Your car is towed, but now what happens if you need something out of it? It turns out an existing law on the books may not protect you.
Joe Castro contacted Let Joe Know when his car was repossessed. He said all he wanted to do was get his personal items out of the car. When he called up the tow company they told him it would cost $75 to get his belongings.
To see if he was being told the truth, Joe did what a lot of people do and looked online for similar situations. He says he came across House Bill 2306.
Additions to the law were passed last year, but a part of the law has always read, "[a] towing company shall not require payment for the removal of personal property that is inside the vehicle if the removal is done during business hours."
Joe thought he was in the clear, so the Let Joe Know team went with him to get his things. No one showed up to the first appointment. So, Joe scheduled another time and we went with him.
It looked as if Joe was going to get his stuff back, but the tow yard insisted on a $75 fee.
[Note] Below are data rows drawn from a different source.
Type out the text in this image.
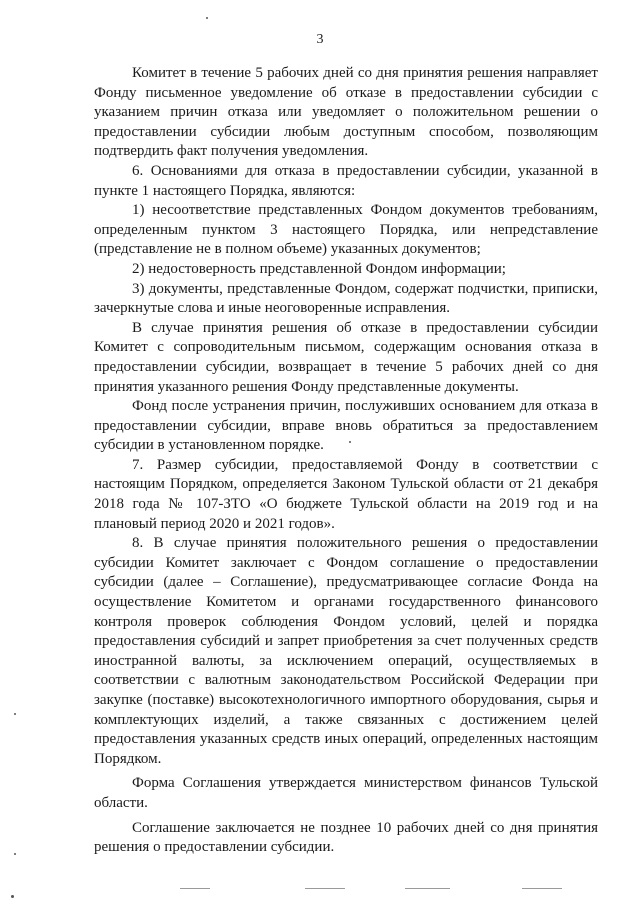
3

Комитет в течение 5 рабочих дней со дня принятия решения направляет Фонду письменное уведомление об отказе в предоставлении субсидии с указанием причин отказа или уведомляет о положительном решении о предоставлении субсидии любым доступным способом, позволяющим подтвердить факт получения уведомления.

6. Основаниями для отказа в предоставлении субсидии, указанной в пункте 1 настоящего Порядка, являются:

1) несоответствие представленных Фондом документов требованиям, определенным пунктом 3 настоящего Порядка, или непредставление (представление не в полном объеме) указанных документов;

2) недостоверность представленной Фондом информации;

3) документы, представленные Фондом, содержат подчистки, приписки, зачеркнутые слова и иные неоговоренные исправления.

В случае принятия решения об отказе в предоставлении субсидии Комитет с сопроводительным письмом, содержащим основания отказа в предоставлении субсидии, возвращает в течение 5 рабочих дней со дня принятия указанного решения Фонду представленные документы.

Фонд после устранения причин, послуживших основанием для отказа в предоставлении субсидии, вправе вновь обратиться за предоставлением субсидии в установленном порядке.

7. Размер субсидии, предоставляемой Фонду в соответствии с настоящим Порядком, определяется Законом Тульской области от 21 декабря 2018 года № 107-ЗТО «О бюджете Тульской области на 2019 год и на плановый период 2020 и 2021 годов».

8. В случае принятия положительного решения о предоставлении субсидии Комитет заключает с Фондом соглашение о предоставлении субсидии (далее – Соглашение), предусматривающее согласие Фонда на осуществление Комитетом и органами государственного финансового контроля проверок соблюдения Фондом условий, целей и порядка предоставления субсидий и запрет приобретения за счет полученных средств иностранной валюты, за исключением операций, осуществляемых в соответствии с валютным законодательством Российской Федерации при закупке (поставке) высокотехнологичного импортного оборудования, сырья и комплектующих изделий, а также связанных с достижением целей предоставления указанных средств иных операций, определенных настоящим Порядком.

Форма Соглашения утверждается министерством финансов Тульской области.

Соглашение заключается не позднее 10 рабочих дней со дня принятия решения о предоставлении субсидии.
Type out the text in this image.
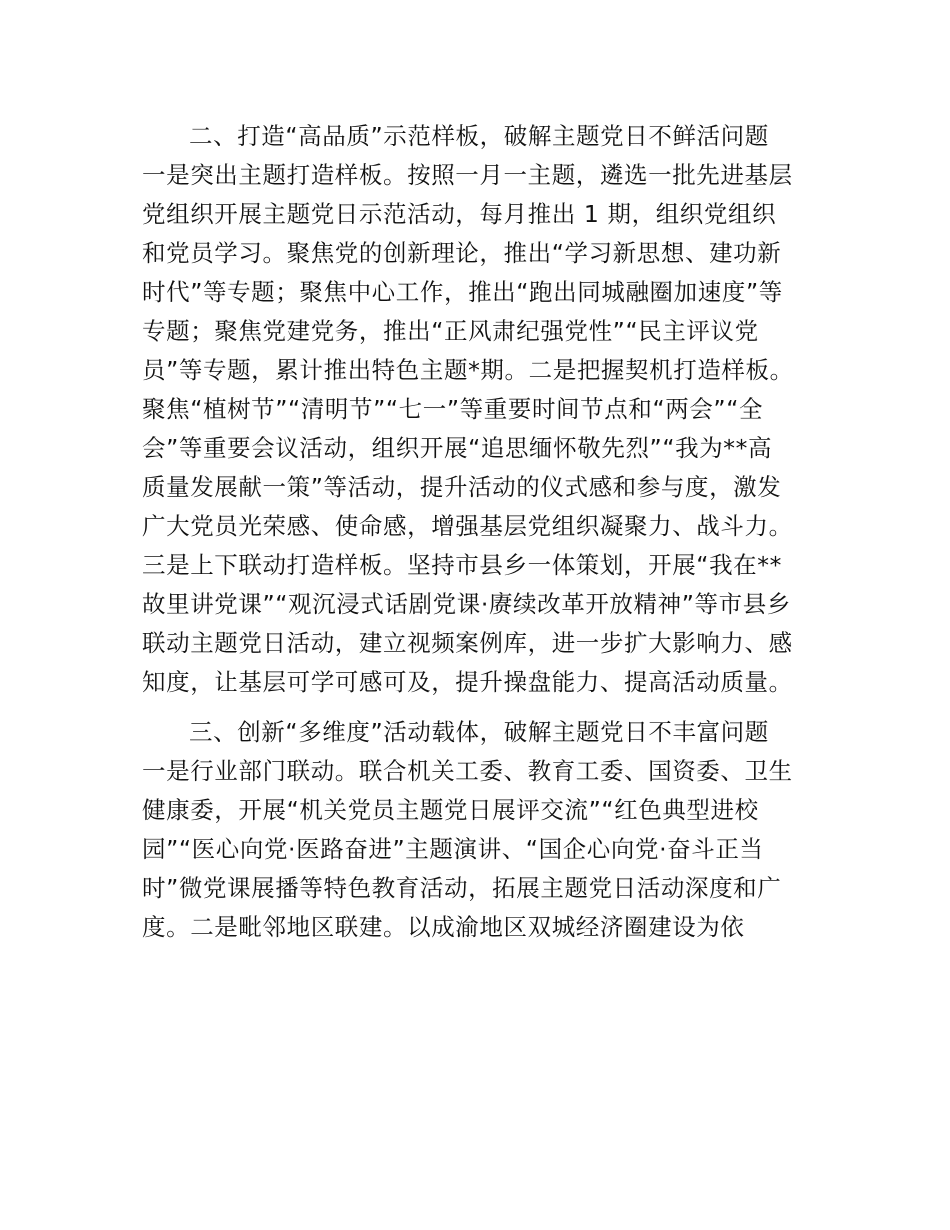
二、打造“高品质”示范样板，破解主题党日不鲜活问题
一是突出主题打造样板。按照一月一主题，遴选一批先进基层
党组织开展主题党日示范活动，每月推出 1 期，组织党组织
和党员学习。聚焦党的创新理论，推出“学习新思想、建功新
时代”等专题；聚焦中心工作，推出“跑出同城融圈加速度”等
专题；聚焦党建党务，推出“正风肃纪强党性”“民主评议党
员”等专题，累计推出特色主题*期。二是把握契机打造样板。
聚焦“植树节”“清明节”“七一”等重要时间节点和“两会”“全
会”等重要会议活动，组织开展“追思缅怀敬先烈”“我为**高
质量发展献一策”等活动，提升活动的仪式感和参与度，激发
广大党员光荣感、使命感，增强基层党组织凝聚力、战斗力。
三是上下联动打造样板。坚持市县乡一体策划，开展“我在**
故里讲党课”“观沉浸式话剧党课·赓续改革开放精神”等市县乡
联动主题党日活动，建立视频案例库，进一步扩大影响力、感
知度，让基层可学可感可及，提升操盘能力、提高活动质量。
三、创新“多维度”活动载体，破解主题党日不丰富问题
一是行业部门联动。联合机关工委、教育工委、国资委、卫生
健康委，开展“机关党员主题党日展评交流”“红色典型进校
园”“医心向党·医路奋进”主题演讲、“国企心向党·奋斗正当
时”微党课展播等特色教育活动，拓展主题党日活动深度和广
度。二是毗邻地区联建。以成渝地区双城经济圈建设为依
We spoke on the phone with the yard's owner and he says when a car owner signs a loan contract to buy a car they agreed to repossession fees. In this case, the $75 fee to get his belongings.
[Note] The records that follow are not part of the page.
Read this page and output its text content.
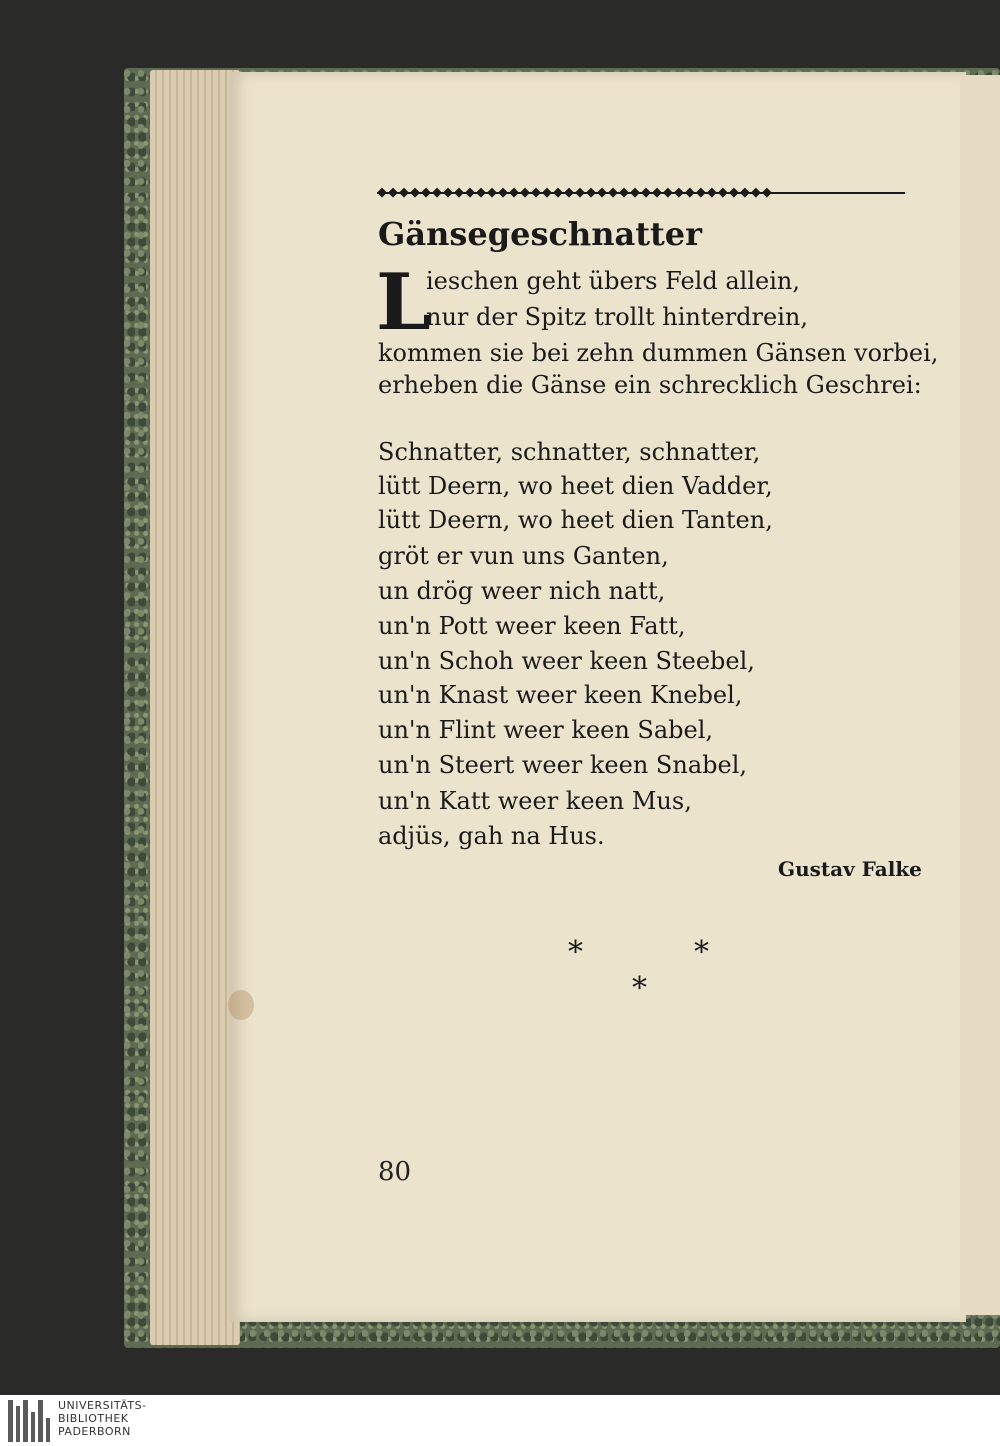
◆◆◆◆◆◆◆◆◆◆◆◆◆◆◆◆◆◆◆◆◆◆◆◆◆◆◆◆◆◆◆◆◆◆◆◆
Gänsegeschnatter
L
ieschen geht übers Feld allein,
nur der Spitz trollt hinterdrein,
kommen sie bei zehn dummen Gänsen vorbei,
erheben die Gänse ein schrecklich Geschrei:
Schnatter, schnatter, schnatter,
lütt Deern, wo heet dien Vadder,
lütt Deern, wo heet dien Tanten,
gröt er vun uns Ganten,
un drög weer nich natt,
un'n Pott weer keen Fatt,
un'n Schoh weer keen Steebel,
un'n Knast weer keen Knebel,
un'n Flint weer keen Sabel,
un'n Steert weer keen Snabel,
un'n Katt weer keen Mus,
adjüs, gah na Hus.
Gustav Falke
*	*
*
80
UNIVERSITÄTS-
BIBLIOTHEK
PADERBORN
In order to get some clarification, The Let Joe Know Team sought out the State Representative who authored the law HB 2306, Noel Campbell. We were told, "it doesn't look like Representative Campbell will be able to participate." We were instead directed to the Arizona Professional Towing and Recovery Association - who represents tow companies.
The president of the association, Angela Barnett, tells us there are two classifications of towing; consensual and non-consensual. She saws the law on the books only applies to non-consent tows.
For example, if you park illegally and your car is taken. She says in those cases you cannot be charged to get you belongings. She says those charges are determined by contract between the bank and tow company. They are not regulated by the state.
Months later, Joe still does not have his stuff.
The Let Joe Know team is still asking questions like why isn't there one law that applies to all tows?